On Friday, December 21, 2001, at 03:25 , Gary MacDougall wrote:
Wouldn't it be nice to be able to run the kernel in "secure mode"?
I'm curious to know if we could limit the amount of "root exploits"
by this method, it would REALLY harden up security on a
Linux box... anyone have any opinions on that?
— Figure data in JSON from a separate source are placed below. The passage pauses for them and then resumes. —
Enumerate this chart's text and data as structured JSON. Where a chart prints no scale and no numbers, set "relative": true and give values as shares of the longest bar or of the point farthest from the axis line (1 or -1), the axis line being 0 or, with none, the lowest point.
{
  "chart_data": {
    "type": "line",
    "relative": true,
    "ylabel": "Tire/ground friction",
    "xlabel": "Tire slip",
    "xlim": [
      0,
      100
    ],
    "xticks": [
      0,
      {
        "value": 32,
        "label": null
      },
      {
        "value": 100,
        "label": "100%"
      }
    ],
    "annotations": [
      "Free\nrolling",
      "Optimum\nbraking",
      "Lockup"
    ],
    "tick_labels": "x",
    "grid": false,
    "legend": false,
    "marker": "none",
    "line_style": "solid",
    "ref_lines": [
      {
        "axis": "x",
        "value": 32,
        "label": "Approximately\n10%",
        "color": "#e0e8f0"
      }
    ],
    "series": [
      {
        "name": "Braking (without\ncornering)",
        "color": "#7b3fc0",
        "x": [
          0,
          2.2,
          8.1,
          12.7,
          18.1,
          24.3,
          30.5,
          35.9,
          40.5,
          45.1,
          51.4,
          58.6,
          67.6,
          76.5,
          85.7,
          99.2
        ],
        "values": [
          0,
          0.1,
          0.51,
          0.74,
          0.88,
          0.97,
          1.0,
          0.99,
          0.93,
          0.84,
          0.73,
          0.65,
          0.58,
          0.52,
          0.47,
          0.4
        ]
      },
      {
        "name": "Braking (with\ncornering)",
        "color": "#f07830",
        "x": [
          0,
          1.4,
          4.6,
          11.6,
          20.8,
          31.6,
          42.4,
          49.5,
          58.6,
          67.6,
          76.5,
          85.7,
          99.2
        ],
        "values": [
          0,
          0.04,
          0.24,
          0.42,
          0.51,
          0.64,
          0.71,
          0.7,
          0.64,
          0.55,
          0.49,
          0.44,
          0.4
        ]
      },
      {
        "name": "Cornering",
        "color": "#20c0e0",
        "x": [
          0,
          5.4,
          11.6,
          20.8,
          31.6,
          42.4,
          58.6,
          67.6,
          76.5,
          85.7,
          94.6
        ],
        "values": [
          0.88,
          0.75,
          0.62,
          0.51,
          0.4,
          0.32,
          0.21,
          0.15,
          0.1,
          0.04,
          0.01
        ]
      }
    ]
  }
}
No, it wouldn't, at least from someone who is determined to hack
your box in particular (as opposed to a script kiddy who just
wants zombies). Script kiddies for the most part can be stopped
fairly easily by making their rootkit fail. Examples:
o Mount filesystems read-only.
o Make disks physically read-only [e.g., CD-ROM]
o apt-get remove gcc
and, most important:
o apt-get update && apt-get upgrade
Remember, exec'ing a shell is just convenient; no reason you
can't, for example, just make normal syscalls like
open/close/read/write to do your dirty work. I'm sure, given
enough time attacking, you could manage to malloc enough memory
to upload bash/csh/tcsh/ksh/etc. and then execute it without
even touching the exec syscall.
The problem you're trying to solve is to get the kernel to
refuse to execute exploit code. Exploit code looks just like any
other code to CPU. Good luck trying to get the kernel to tell
the difference.
In short: Would EPERM from exec stop a script kiddie? Probably.
Would it stop a dedicated attacker? No.